Ingredients
4 large tomatoes
2 tbsp olive oil (25 mL)
3 cloves garlic, minced
1 cup chopped onion (250 mL)
½ cup thinly sliced shiitake mushroom caps (125 mL)
1 cup cooked rice (250 mL)
½ cup chopped fresh basil (125 mL)
1 tbsp chopped fresh oregano (15 mL)
1 tbsp fresh thyme leaves (15 mL)
Salt and freshly ground pepper
4 tbsp freshly grated Parmesan cheese, divided (60 mL)
Preparation
Preheat oven to 350°F (180°C)
Core tomatoes and slice ¼ inch (0.5 cm) off top. Scoop out seeds and juice to form a cavity. Chop tops and inside flesh. Set aside. Arrange tomatoes in prepared dish. Set aside.

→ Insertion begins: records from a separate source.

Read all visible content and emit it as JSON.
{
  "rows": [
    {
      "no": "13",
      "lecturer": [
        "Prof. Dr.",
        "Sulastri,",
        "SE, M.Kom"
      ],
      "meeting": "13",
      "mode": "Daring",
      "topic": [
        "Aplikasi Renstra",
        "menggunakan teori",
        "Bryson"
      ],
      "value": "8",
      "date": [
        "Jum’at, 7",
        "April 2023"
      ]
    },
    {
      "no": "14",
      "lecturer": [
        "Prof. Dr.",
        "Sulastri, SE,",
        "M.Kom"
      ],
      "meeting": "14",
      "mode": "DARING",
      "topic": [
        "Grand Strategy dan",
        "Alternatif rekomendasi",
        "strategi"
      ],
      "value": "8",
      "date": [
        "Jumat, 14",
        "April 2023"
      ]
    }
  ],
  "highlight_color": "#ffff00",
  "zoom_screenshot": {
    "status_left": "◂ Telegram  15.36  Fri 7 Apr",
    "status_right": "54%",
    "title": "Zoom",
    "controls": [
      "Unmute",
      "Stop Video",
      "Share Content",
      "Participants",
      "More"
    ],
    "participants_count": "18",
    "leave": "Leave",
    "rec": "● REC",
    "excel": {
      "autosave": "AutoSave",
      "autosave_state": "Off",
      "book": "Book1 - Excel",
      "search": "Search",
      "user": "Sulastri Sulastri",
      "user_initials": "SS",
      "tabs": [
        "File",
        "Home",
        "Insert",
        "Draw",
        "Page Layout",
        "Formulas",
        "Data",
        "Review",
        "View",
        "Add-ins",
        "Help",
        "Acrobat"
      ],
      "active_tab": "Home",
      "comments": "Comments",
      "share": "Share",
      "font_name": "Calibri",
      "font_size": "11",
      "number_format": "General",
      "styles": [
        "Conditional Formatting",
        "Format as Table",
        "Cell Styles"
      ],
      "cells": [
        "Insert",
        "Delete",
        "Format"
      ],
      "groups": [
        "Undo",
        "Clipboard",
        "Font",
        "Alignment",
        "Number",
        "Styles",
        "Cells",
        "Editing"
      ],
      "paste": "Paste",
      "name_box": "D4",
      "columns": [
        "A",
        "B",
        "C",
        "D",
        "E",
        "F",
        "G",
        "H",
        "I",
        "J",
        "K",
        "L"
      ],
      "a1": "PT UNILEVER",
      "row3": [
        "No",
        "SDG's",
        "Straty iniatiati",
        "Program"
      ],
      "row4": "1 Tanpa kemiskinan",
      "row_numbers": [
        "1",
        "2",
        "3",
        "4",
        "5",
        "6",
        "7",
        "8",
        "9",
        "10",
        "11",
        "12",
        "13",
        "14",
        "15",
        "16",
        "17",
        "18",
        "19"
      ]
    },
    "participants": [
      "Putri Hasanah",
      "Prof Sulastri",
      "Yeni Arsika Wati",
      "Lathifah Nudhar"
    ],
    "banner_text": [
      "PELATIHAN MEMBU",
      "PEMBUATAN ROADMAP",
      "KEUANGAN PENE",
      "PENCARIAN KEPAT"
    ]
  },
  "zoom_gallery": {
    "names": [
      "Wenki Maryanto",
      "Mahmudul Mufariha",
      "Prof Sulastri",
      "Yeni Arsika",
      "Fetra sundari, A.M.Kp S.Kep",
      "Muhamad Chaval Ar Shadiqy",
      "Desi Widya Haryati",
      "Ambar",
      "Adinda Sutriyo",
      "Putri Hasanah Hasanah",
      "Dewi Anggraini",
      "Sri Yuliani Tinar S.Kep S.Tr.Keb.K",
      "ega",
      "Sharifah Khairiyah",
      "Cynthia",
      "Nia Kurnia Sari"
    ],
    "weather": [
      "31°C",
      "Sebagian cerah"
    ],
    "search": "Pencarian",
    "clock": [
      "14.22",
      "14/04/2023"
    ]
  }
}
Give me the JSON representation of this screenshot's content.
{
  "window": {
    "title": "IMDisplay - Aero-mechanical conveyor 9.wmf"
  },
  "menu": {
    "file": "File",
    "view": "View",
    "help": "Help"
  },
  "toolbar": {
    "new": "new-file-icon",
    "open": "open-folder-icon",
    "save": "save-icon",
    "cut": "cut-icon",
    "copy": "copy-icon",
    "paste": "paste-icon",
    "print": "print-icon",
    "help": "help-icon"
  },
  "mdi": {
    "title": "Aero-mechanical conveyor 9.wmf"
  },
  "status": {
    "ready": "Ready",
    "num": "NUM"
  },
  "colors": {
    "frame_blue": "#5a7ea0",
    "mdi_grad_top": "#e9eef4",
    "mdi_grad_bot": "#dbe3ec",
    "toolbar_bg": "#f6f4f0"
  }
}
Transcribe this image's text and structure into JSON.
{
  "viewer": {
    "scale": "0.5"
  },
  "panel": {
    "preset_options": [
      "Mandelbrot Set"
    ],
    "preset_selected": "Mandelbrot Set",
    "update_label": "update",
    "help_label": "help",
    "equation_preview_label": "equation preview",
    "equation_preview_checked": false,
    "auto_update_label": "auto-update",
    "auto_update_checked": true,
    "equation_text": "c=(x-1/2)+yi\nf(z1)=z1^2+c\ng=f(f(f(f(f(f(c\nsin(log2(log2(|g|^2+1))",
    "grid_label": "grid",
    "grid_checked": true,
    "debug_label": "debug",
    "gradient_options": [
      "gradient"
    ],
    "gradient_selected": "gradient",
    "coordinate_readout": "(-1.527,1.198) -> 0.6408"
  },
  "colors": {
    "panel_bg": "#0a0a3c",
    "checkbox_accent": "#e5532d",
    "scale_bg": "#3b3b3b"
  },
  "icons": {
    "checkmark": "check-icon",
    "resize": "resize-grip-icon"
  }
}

In a saucepan, heat oil over medium heat. Add garlic, onion and mushrooms. Sauté for 5 minutes or until soft. Add reserved chopped tomato, rice, basil, oregano and thyme. Cook, stirring, for 1 minute. Add salt and pepper, to taste.
Spoon stuffing equally into tomato cavities. Sprinkle each with 1 tbsp (15 mL) of the Parmesan. Bake in preheated oven for 10 to 15 minutes or until cheese melts and tomatoes begin to soften. Serve immediately.